Waisenhäuser oft Tarnung für "Babyfarmen"
Rund ein Dutzend ähnlicher "Babyfarmen" wie in Enugu wurden nach Polizei-Angaben in den vergangenen Monaten in dem afrikanischen Staat entdeckt - getarnt hinter der Fassade einer Geburtsklinik, eines Waisenhauses oder eines Obdachlosenheims. Im Oktober schlug die Polizei in einem angeblichen Kinderheim ebenfalls in Enugu zu. Nach Angaben von Anrainern wurden sieben Schwangere und fünf Helfer herausgeführt.

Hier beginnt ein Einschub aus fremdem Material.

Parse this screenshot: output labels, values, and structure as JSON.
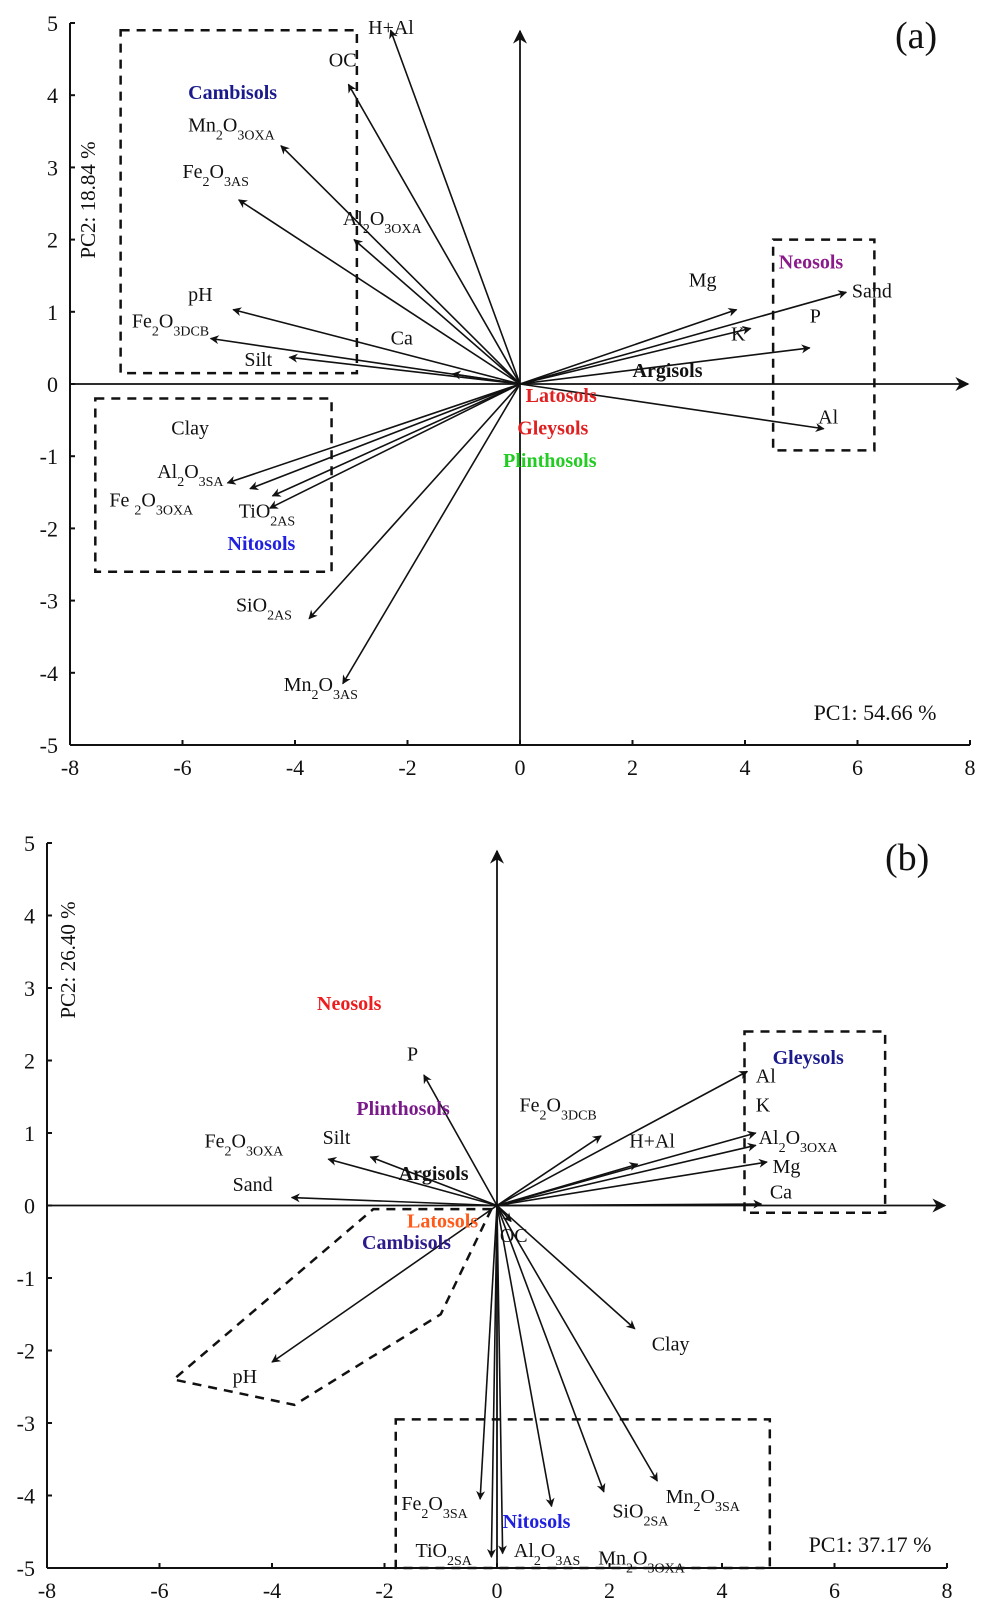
{
  "chart_data": [
    {
      "type": "scatter",
      "subtype": "pca-biplot",
      "panel_tag": "(a)",
      "title": "",
      "xlabel": "PC1: 54.66 %",
      "ylabel": "PC2: 18.84 %",
      "xlim": [
        -8,
        8
      ],
      "ylim": [
        -5,
        5
      ],
      "xticks": [
        "-8",
        "-6",
        "-4",
        "-2",
        "0",
        "2",
        "4",
        "6",
        "8"
      ],
      "yticks": [
        "5",
        "4",
        "3",
        "2",
        "1",
        "0",
        "-1",
        "-2",
        "-3",
        "-4",
        "-5"
      ],
      "grid": false,
      "vectors": [
        {
          "name": "H+Al",
          "sub": "",
          "x": -2.3,
          "y": 4.9
        },
        {
          "name": "OC",
          "sub": "",
          "x": -3.05,
          "y": 4.15
        },
        {
          "name": "Mn2O3",
          "sub": "OXA",
          "x": -4.25,
          "y": 3.3
        },
        {
          "name": "Fe2O3",
          "sub": "AS",
          "x": -5.0,
          "y": 2.55
        },
        {
          "name": "Al2O3",
          "sub": "OXA",
          "x": -2.95,
          "y": 2.0
        },
        {
          "name": "pH",
          "sub": "",
          "x": -5.1,
          "y": 1.03
        },
        {
          "name": "Fe2O3",
          "sub": "DCB",
          "x": -5.5,
          "y": 0.63
        },
        {
          "name": "Silt",
          "sub": "",
          "x": -4.1,
          "y": 0.37
        },
        {
          "name": "Ca",
          "sub": "",
          "x": -1.2,
          "y": 0.14
        },
        {
          "name": "Mg",
          "sub": "",
          "x": 3.85,
          "y": 1.03
        },
        {
          "name": "K",
          "sub": "",
          "x": 4.1,
          "y": 0.77
        },
        {
          "name": "Sand",
          "sub": "",
          "x": 5.8,
          "y": 1.27
        },
        {
          "name": "P",
          "sub": "",
          "x": 5.15,
          "y": 0.5
        },
        {
          "name": "Al",
          "sub": "",
          "x": 5.4,
          "y": -0.62
        },
        {
          "name": "Clay",
          "sub": "",
          "x": -4.4,
          "y": -1.55
        },
        {
          "name": "Al2O3",
          "sub": "SA",
          "x": -5.2,
          "y": -1.37
        },
        {
          "name": "Fe2O3",
          "sub": "OXA",
          "x": -4.8,
          "y": -1.45
        },
        {
          "name": "TiO2",
          "sub": "AS",
          "x": -4.45,
          "y": -1.72
        },
        {
          "name": "SiO2",
          "sub": "AS",
          "x": -3.75,
          "y": -3.25
        },
        {
          "name": "Mn2O3",
          "sub": "AS",
          "x": -3.15,
          "y": -4.15
        }
      ],
      "labels": [
        {
          "text": "H+Al",
          "x": -2.7,
          "y": 4.85
        },
        {
          "text": "OC",
          "x": -3.4,
          "y": 4.4
        },
        {
          "text": "Mn2O3",
          "sub": "OXA",
          "x": -5.9,
          "y": 3.5
        },
        {
          "text": "Fe2O3",
          "sub": "AS",
          "x": -6.0,
          "y": 2.85
        },
        {
          "text": "Al2O3",
          "sub": "OXA",
          "x": -3.15,
          "y": 2.2
        },
        {
          "text": "pH",
          "x": -5.9,
          "y": 1.15
        },
        {
          "text": "Fe2O3",
          "sub": "DCB",
          "x": -6.9,
          "y": 0.78
        },
        {
          "text": "Silt",
          "x": -4.9,
          "y": 0.25
        },
        {
          "text": "Ca",
          "x": -2.3,
          "y": 0.55
        },
        {
          "text": "Mg",
          "x": 3.0,
          "y": 1.35
        },
        {
          "text": "K",
          "x": 3.75,
          "y": 0.6
        },
        {
          "text": "Sand",
          "x": 5.9,
          "y": 1.2
        },
        {
          "text": "P",
          "x": 5.15,
          "y": 0.85
        },
        {
          "text": "Al",
          "x": 5.3,
          "y": -0.55
        },
        {
          "text": "Clay",
          "x": -6.2,
          "y": -0.7
        },
        {
          "text": "Al2O3",
          "sub": "SA",
          "x": -6.45,
          "y": -1.3
        },
        {
          "text": "Fe 2O3",
          "sub": "OXA",
          "x": -7.3,
          "y": -1.7
        },
        {
          "text": "TiO2",
          "sub": "AS",
          "x": -5.0,
          "y": -1.85
        }
      ],
      "soil_groups": [
        {
          "name": "Cambisols",
          "color": "#1a1a8c",
          "x": -5.9,
          "y": 3.95
        },
        {
          "name": "Neosols",
          "color": "#8b1a8b",
          "x": 4.6,
          "y": 1.6
        },
        {
          "name": "Argisols",
          "color": "#111111",
          "x": 2.0,
          "y": 0.1
        },
        {
          "name": "Latosols",
          "color": "#e02020",
          "x": 0.1,
          "y": -0.25
        },
        {
          "name": "Gleysols",
          "color": "#e02020",
          "x": -0.05,
          "y": -0.7
        },
        {
          "name": "Plinthosols",
          "color": "#22cc22",
          "x": -0.3,
          "y": -1.15
        },
        {
          "name": "Nitosols",
          "color": "#2020e0",
          "x": -5.2,
          "y": -2.3
        }
      ],
      "extra_var_labels": [
        {
          "text": "SiO2",
          "sub": "AS",
          "x": -5.05,
          "y": -3.15
        },
        {
          "text": "Mn2O3",
          "sub": "AS",
          "x": -4.2,
          "y": -4.25
        }
      ],
      "dashed_groups": [
        {
          "points": [
            [
              -7.1,
              4.9
            ],
            [
              -2.9,
              4.9
            ],
            [
              -2.9,
              0.15
            ],
            [
              -7.1,
              0.15
            ]
          ]
        },
        {
          "points": [
            [
              -7.55,
              -0.2
            ],
            [
              -3.35,
              -0.2
            ],
            [
              -3.35,
              -2.6
            ],
            [
              -7.55,
              -2.6
            ]
          ]
        },
        {
          "points": [
            [
              4.5,
              2.0
            ],
            [
              6.3,
              2.0
            ],
            [
              6.3,
              -0.92
            ],
            [
              4.5,
              -0.92
            ]
          ]
        }
      ]
    },
    {
      "type": "scatter",
      "subtype": "pca-biplot",
      "panel_tag": "(b)",
      "title": "",
      "xlabel": "PC1: 37.17 %",
      "ylabel": "PC2: 26.40 %",
      "xlim": [
        -8,
        8
      ],
      "ylim": [
        -5,
        5
      ],
      "xticks": [
        "-8",
        "-6",
        "-4",
        "-2",
        "0",
        "2",
        "4",
        "6",
        "8"
      ],
      "yticks": [
        "5",
        "4",
        "3",
        "2",
        "1",
        "0",
        "-1",
        "-2",
        "-3",
        "-4",
        "-5"
      ],
      "grid": false,
      "vectors": [
        {
          "name": "P",
          "sub": "",
          "x": -1.3,
          "y": 1.8
        },
        {
          "name": "Silt",
          "sub": "",
          "x": -2.25,
          "y": 0.67
        },
        {
          "name": "Fe2O3",
          "sub": "OXA",
          "x": -3.0,
          "y": 0.64
        },
        {
          "name": "Sand",
          "sub": "",
          "x": -3.65,
          "y": 0.11
        },
        {
          "name": "pH",
          "sub": "",
          "x": -4.0,
          "y": -2.16
        },
        {
          "name": "Fe2O3",
          "sub": "DCB",
          "x": 1.85,
          "y": 0.96
        },
        {
          "name": "Al",
          "sub": "",
          "x": 4.45,
          "y": 1.85
        },
        {
          "name": "Al2O3",
          "sub": "OXA",
          "x": 4.6,
          "y": 1.0
        },
        {
          "name": "H+Al",
          "sub": "",
          "x": 2.5,
          "y": 0.57
        },
        {
          "name": "K",
          "sub": "",
          "x": 4.6,
          "y": 0.83
        },
        {
          "name": "Mg",
          "sub": "",
          "x": 4.8,
          "y": 0.6
        },
        {
          "name": "Ca",
          "sub": "",
          "x": 4.7,
          "y": 0.02
        },
        {
          "name": "OC",
          "sub": "",
          "x": 0.25,
          "y": -0.22
        },
        {
          "name": "Clay",
          "sub": "",
          "x": 2.45,
          "y": -1.7
        },
        {
          "name": "Mn2O3",
          "sub": "SA",
          "x": 2.85,
          "y": -3.8
        },
        {
          "name": "SiO2",
          "sub": "SA",
          "x": 1.9,
          "y": -3.95
        },
        {
          "name": "Mn2O3",
          "sub": "OXA",
          "x": 0.97,
          "y": -4.15
        },
        {
          "name": "Fe2O3",
          "sub": "SA",
          "x": -0.3,
          "y": -4.05
        },
        {
          "name": "TiO2",
          "sub": "SA",
          "x": -0.1,
          "y": -4.85
        },
        {
          "name": "Al2O3",
          "sub": "AS",
          "x": 0.1,
          "y": -4.8
        }
      ],
      "labels": [
        {
          "text": "P",
          "x": -1.6,
          "y": 2.0
        },
        {
          "text": "Silt",
          "x": -3.1,
          "y": 0.85
        },
        {
          "text": "Fe2O3",
          "sub": "OXA",
          "x": -5.2,
          "y": 0.8
        },
        {
          "text": "Sand",
          "x": -4.7,
          "y": 0.2
        },
        {
          "text": "pH",
          "x": -4.7,
          "y": -2.45
        },
        {
          "text": "Fe2O3",
          "sub": "DCB",
          "x": 0.4,
          "y": 1.3
        },
        {
          "text": "Al",
          "x": 4.6,
          "y": 1.7
        },
        {
          "text": "K",
          "x": 4.6,
          "y": 1.3
        },
        {
          "text": "Al2O3",
          "sub": "OXA",
          "x": 4.65,
          "y": 0.85
        },
        {
          "text": "H+Al",
          "x": 2.35,
          "y": 0.8
        },
        {
          "text": "Mg",
          "x": 4.9,
          "y": 0.45
        },
        {
          "text": "Ca",
          "x": 4.85,
          "y": 0.1
        },
        {
          "text": "OC",
          "x": 0.05,
          "y": -0.5
        },
        {
          "text": "Clay",
          "x": 2.75,
          "y": -2.0
        },
        {
          "text": "Mn2O3",
          "sub": "SA",
          "x": 3.0,
          "y": -4.1
        },
        {
          "text": "SiO2",
          "sub": "SA",
          "x": 2.05,
          "y": -4.3
        },
        {
          "text": "Mn2O3",
          "sub": "OXA",
          "x": 1.8,
          "y": -4.95
        },
        {
          "text": "Fe2O3",
          "sub": "SA",
          "x": -1.7,
          "y": -4.2
        },
        {
          "text": "TiO2",
          "sub": "SA",
          "x": -1.45,
          "y": -4.85
        },
        {
          "text": "Al2O3",
          "sub": "AS",
          "x": 0.3,
          "y": -4.85
        }
      ],
      "soil_groups": [
        {
          "name": "Neosols",
          "color": "#ee1c1c",
          "x": -3.2,
          "y": 2.7
        },
        {
          "name": "Plinthosols",
          "color": "#7a1a8a",
          "x": -2.5,
          "y": 1.25
        },
        {
          "name": "Argisols",
          "color": "#111111",
          "x": -1.75,
          "y": 0.35
        },
        {
          "name": "Latosols",
          "color": "#ff5a1a",
          "x": -1.6,
          "y": -0.3
        },
        {
          "name": "Cambisols",
          "color": "#2a1a8a",
          "x": -2.4,
          "y": -0.6
        },
        {
          "name": "Gleysols",
          "color": "#1a1a8c",
          "x": 4.9,
          "y": 1.95
        },
        {
          "name": "Nitosols",
          "color": "#2020e0",
          "x": 0.1,
          "y": -4.45
        }
      ],
      "dashed_groups": [
        {
          "points": [
            [
              4.4,
              2.4
            ],
            [
              6.9,
              2.4
            ],
            [
              6.9,
              -0.1
            ],
            [
              4.4,
              -0.1
            ]
          ]
        },
        {
          "points": [
            [
              -1.8,
              -2.95
            ],
            [
              4.85,
              -2.95
            ],
            [
              4.85,
              -5.0
            ],
            [
              -1.8,
              -5.0
            ]
          ]
        },
        {
          "points": [
            [
              -0.1,
              -0.05
            ],
            [
              -2.2,
              -0.05
            ],
            [
              -5.75,
              -2.4
            ],
            [
              -3.6,
              -2.75
            ],
            [
              -1.0,
              -1.5
            ]
          ]
        }
      ]
    }
  ]
}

2005 schlossen die Behörden ein Waisenhaus in Lagos wegen des Verdachts auf Kinderhandel. Im Müll der Einrichtung fanden die Ermittler verkohlte Babyknochen. Seitdem wird vermutet, dass dort mit Organen und Körperteilen gehandelt wurde, möglicherweise für Opferrituale oder Transplantationen. In anderen Fällen werden Babys nach Angaben von Beobachtern zur Adoption oder späteren Zwangsarbeit, Prostitution und für sexuellen Missbrauch verkauft.

Minestens zehn Kinder täglich verkauft
Der Handel mit Menschen ist ein einträgliches Geschäft und die Dunkelziffer hoch. Nach Schätzungen der Vereinten Nationen werden weltweit Milliarden von Euro mit dem Verkauf von Menschen umgesetzt, mindestens zehn Kinder würden täglich allein in Nigeria verkauft. "Manche Kunden wissen gar nicht, dass das kriminell ist und halten es für Adoption", sagt NAPTIP-Chef Ijeoma Okoronkwo. "Sie gehen in eine Klinik, zahlen eine Gebühr und bekommen ein Baby dafür."